Food is also a political and cultural issue
The old wisdom about the easiest way to any person’s heart being through her or his stomach is affirmed in features and advertisements day in and day out. Most newspapers and magazines carry a regular food column, often unintelligible and yet avidly read. High-priced restaurants tout themselves as the best venue for nudging an ongoing romance on a more amorous route, or to the marriage mantap/altar. Indeed the principle actors in any marriage are rightly ignored by the guests who wait speculating about the items of the marriage lunch, or in other cultures, dinner.
This is so even on occasions of state. When Bill Clinton visited India, the newspapers went to town with details of the succulent food prepared for that aficionado of Indian food, with his host, Atal Bihari Vajpayee, a known gourmet (or should one say gourmand?) apparently taking special interest in the menu. Since during such visits officials would have already prepared the final documents to be ceremonially signed at the end of the visit, the culinary rituals occupy much media attention.
But then, food is also a political and cultural issue. During the recent one day Sauharda Sahitya Sammelan in Udupi that preceded, and was projected in some circles as a counter to, the much bigger four-day-long Kannada Sahitya Sammelan (KSS), also in Udupi, the focus was as much on the Sauharda that the sammelan proposed to promote as on the fish curry that was to be part of the menu, in apparent contradistinction to the goddu saru (a broth without strength: Kittel) that those who attended the later sammelan could expect. The choice by the Sauharda organisers, and the preference of the delegates, was also invested with political and ideological dimensions.

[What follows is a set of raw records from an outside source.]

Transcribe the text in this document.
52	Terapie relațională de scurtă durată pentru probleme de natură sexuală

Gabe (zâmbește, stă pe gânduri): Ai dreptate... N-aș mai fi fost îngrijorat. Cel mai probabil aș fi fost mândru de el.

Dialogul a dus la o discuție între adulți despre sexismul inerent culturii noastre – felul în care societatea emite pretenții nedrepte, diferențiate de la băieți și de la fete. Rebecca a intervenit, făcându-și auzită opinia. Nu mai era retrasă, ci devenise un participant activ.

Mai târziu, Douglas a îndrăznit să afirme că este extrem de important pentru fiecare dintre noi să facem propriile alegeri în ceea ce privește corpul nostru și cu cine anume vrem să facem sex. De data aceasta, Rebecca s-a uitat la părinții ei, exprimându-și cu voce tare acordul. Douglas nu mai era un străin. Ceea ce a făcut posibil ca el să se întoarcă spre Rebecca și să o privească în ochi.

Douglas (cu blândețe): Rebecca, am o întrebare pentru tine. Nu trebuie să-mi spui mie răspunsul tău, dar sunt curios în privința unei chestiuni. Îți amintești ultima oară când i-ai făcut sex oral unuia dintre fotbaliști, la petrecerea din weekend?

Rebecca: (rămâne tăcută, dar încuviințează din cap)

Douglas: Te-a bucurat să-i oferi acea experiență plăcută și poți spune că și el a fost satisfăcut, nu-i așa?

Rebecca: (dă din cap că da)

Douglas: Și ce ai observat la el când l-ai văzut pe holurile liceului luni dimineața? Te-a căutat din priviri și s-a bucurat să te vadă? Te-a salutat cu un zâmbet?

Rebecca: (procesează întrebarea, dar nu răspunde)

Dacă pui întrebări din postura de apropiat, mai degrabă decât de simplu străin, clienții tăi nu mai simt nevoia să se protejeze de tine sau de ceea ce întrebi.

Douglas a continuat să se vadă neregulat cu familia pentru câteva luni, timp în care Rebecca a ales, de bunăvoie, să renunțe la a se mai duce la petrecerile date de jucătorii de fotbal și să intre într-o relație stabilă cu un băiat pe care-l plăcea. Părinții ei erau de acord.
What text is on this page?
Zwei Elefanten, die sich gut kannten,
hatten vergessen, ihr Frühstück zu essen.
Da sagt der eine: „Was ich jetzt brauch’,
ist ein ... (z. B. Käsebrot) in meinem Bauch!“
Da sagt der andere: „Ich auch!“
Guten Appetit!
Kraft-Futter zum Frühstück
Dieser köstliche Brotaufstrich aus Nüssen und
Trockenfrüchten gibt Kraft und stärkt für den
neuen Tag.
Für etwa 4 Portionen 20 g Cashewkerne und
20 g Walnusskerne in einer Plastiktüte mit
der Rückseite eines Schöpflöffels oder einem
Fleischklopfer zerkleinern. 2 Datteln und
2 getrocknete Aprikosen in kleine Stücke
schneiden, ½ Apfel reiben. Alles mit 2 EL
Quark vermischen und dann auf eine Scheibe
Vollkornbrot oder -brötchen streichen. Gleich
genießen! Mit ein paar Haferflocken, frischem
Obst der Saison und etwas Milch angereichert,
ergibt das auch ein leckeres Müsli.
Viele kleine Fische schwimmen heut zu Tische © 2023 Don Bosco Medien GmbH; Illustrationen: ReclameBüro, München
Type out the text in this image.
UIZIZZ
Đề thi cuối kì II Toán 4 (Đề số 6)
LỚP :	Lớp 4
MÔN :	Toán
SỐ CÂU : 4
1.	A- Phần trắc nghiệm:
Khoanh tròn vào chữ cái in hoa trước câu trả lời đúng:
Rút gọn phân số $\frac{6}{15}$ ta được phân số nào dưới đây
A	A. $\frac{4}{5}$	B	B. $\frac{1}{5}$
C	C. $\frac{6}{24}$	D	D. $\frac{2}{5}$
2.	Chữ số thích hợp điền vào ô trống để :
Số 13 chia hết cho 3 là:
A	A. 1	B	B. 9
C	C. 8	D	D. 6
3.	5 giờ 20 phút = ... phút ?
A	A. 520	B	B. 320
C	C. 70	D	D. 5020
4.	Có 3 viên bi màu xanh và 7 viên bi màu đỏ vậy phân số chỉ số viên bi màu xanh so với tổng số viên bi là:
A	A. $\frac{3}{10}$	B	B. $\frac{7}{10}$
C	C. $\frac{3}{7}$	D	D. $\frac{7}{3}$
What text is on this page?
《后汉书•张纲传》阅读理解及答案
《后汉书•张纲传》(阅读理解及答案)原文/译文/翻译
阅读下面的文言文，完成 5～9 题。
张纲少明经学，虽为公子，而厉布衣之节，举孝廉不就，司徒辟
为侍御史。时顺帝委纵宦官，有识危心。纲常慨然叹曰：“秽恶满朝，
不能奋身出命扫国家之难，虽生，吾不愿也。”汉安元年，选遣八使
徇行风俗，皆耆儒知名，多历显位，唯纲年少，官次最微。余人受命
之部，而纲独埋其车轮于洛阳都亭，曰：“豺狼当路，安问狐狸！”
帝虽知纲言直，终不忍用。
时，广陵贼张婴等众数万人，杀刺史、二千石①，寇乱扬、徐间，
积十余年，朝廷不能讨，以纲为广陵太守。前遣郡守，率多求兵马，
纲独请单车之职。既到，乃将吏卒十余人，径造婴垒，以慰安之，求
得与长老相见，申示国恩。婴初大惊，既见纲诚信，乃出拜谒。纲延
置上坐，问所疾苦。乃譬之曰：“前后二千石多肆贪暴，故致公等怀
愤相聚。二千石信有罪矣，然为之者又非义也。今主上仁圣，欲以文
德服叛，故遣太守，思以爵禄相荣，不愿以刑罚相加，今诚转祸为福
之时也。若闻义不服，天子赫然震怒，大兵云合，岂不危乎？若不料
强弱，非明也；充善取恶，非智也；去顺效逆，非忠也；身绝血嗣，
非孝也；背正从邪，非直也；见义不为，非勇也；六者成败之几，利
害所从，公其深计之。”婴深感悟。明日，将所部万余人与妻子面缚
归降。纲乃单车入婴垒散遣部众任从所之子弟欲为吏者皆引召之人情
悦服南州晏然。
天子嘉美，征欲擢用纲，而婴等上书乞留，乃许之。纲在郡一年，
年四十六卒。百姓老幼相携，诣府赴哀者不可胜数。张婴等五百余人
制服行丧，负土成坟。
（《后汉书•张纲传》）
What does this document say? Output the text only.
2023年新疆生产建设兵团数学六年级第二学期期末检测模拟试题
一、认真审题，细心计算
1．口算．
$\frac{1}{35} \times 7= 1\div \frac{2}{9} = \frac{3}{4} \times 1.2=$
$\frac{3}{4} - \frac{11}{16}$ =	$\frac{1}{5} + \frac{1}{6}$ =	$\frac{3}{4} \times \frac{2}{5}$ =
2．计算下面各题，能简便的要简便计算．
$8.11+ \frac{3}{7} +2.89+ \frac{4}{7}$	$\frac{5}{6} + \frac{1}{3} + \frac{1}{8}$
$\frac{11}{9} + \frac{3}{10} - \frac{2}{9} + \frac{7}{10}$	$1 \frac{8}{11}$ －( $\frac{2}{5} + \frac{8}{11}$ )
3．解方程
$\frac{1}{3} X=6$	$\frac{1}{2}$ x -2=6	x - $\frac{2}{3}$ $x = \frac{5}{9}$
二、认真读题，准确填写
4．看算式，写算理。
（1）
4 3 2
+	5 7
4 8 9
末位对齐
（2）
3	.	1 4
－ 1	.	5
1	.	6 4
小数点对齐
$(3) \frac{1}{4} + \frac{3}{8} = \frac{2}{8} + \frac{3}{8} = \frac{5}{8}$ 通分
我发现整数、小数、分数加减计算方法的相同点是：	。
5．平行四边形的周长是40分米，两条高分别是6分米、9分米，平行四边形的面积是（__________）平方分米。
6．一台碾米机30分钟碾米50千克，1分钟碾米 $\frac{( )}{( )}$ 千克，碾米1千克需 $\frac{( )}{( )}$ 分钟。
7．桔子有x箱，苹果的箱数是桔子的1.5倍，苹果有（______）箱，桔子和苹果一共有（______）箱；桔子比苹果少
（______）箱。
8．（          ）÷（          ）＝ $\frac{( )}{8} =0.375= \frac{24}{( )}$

In the event, though the menu at the KSS was apparently vegetarian, it was hardly of the goddu saru kind. On the contrary, the focus of the reporting on the KSS in the five Kannada dailies I read was as much on the quantity, variety and mouth-watering temptations of the dishes served to the thousands of delegates as on more weighty matters. Indeed, one newspaper collated the two and estimated that most of the delegates would return to their homes at the end of the sammelan at least four kilos heavier.
Despite food being so newsworthy, a recent occasion where food was focussed in a most unusual manner was, however, almost entirely ignored by the print media. At about 11 a.m. on November 23, according to a report in Varta Bharati accompanied by a striking photograph, “hundreds of Dalit Panthers of India workers” gathered before the Bangalore Town Hall in a protest demonstration against the remarks of the Swamiji of Ramachandrapura Math, a leading campaigner against cow slaughter and for cow protection, condemning those who skinned the carcasses of cows and ate beef as beyond redemption. The protesters cooked rice and beef and consumed the “mouth-watering biriyani” in full public glare. They also threatened that if the Swamiji did not shut up, they would repeat the protest inside the math premises. Apparently some TV channels carried the report; but then, I have out of choice never kept a TV set in my home.
The reticence of much of the print media (including this newspaper) reminded me of the dog that did not bark, and the inferences that were made of that curious silence. What is even more interesting is that there have been no further rants from the Swamiji on this subject.